No quarto centenário do nascimento do Padre António Vieira, presto homenagem ao missionário, ao orador, ao escritor, ao patriota, ao diplomata, ao perseguido pela Inquisição, ao defensor dos índios e dos negros, puxando a atenção para a actualidade pavorosa do seu sermão aos peixes. Sermão de invulgar coragem frente aos colonos do Brasil. Não tinha Cristo chamado aos pregadores o sal da terra? Ora, "o efeito do sal é impedir a corrupção".

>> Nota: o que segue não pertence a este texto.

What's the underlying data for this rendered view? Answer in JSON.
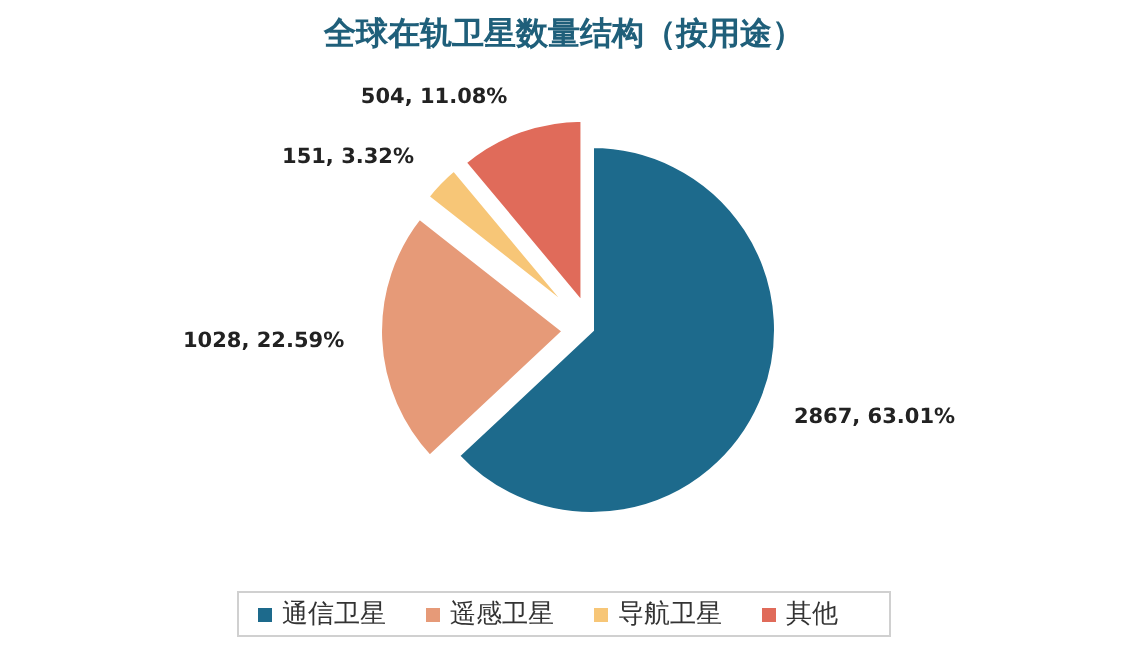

É preciso ouvir as repreensões, que, se não servirem de "emenda", servirão ao menos de "confusão". E qual é a confusão? É que os peixes como os homens se comem uns aos outros. O escândalo é grande, mas a circunstância fá-lo maior. "Não só vos comeis uns aos outros, senão que os grandes comem os pequenos. Se fora pelo contrário, era menos mal. Se os pequenos comeram os grandes, bastara um grande para muitos pequenos; mas como os grandes comem os pequenos, não bastam cem pequenos, nem mil, para um só grande."
Quando Portugal é apontado como o país da União Europeia com maior desigualdade na repartição dos rendimentos e a corrupção campeia e os ricos se tornam cada vez mais ricos e os pobres cada vez mais pobres e se anuncia uma conflitualidade social iminente, que diria o Padre António Vieira? Perguntaria: "Que maldade é esta, à qual Deus singularmente chama maldade, como se não houvera outra no mundo?" E responderia: "A maldade é comerem-se os homens uns aos outros, e os que a cometem são os maiores, que comem os pequenos." "Diz Deus que comem os homens não só o seu povo, senão declaradamente a sua plebe; porque a plebe e os plebeus, que são os mais pequenos, os que menos podem e os que menos avultam na república, estes são os comidos. E não só diz que os comem de qualquer modo, senão que os engolem e devoram."
Que diria o Padre António Vieira frente a uma Justiça que não funciona ou que funciona mal e na qual os mais fracos e pobres não podem confiar muito? "Vede um homem desses que andam perseguidos de pleitos ou acusados de crimes, e olhai quantos o estão comendo. Come-o o meirinho, come-o o carcereiro, come-o o escrivão, come-o o solicitador, come-o o advogado, come-o a testemunha, come-o o julgador, e ainda não está sentenciado e já está comido."
Com a subida dos preços alimentares, está aí mais fome. Evidentemente, para os pequenos. Há razões várias para a carência, mas uma delas é a especulação. Como é possível especular com o sangue dos pobres? "Porque os grandes que têm o mando das cidades e das províncias, não se contenta a sua fome de comer os pequenos um por um, ou poucos a poucos, senão que devoram e engolem os povos inteiros. E de que modo os devoram e comem? Não como os outros comeres, senão como pão. A diferença que há entre o pão e os outros comeres é que para a carne há dias de carne, e para o peixe, dias de peixe, e para as frutas, diferentes meses do ano; porém o pão é comer de todos os dias, que sempre e continuadamente se come: e isto é o que padecem os pequenos. São o pão quotidiano dos grandes; e assim como o pão se come com tudo, assim com tudo e em tudo são comidos os miseráveis pequenos."
Frente a uma ASAE que "permite" que governantes fumem em aviões fretados, mas inutiliza comida a instituições de solidariedade social por incumprimento de regras meramente formais, que diria o Padre António Vieira? "Os maiores comem os pequenos; e os muito grandes não só os comem um por um, senão os cardumes inteiros, e isto continuamente sem diferença de tempos, não só de dia, senão também de noite, às claras e às escuras." Os pequenos não têm nem fazem ofício "em que os não carreguem, em que os não multem, em que os não defraudem, em que os não comam, traguem e devorem".
Não é preciso ir muito longe para ver a perversa cobiça. "Vedes vós todo aquele bulir, vedes todo aquele andar? Vedes aquele concorrer às praças e cruzar as ruas; vedes aquele subir e descer as calçadas, vedes aquele entrar e sair sem quietação nem sossego? Pois tudo aquilo é andarem buscando os homens como hão-de comer e como se hão-de comer."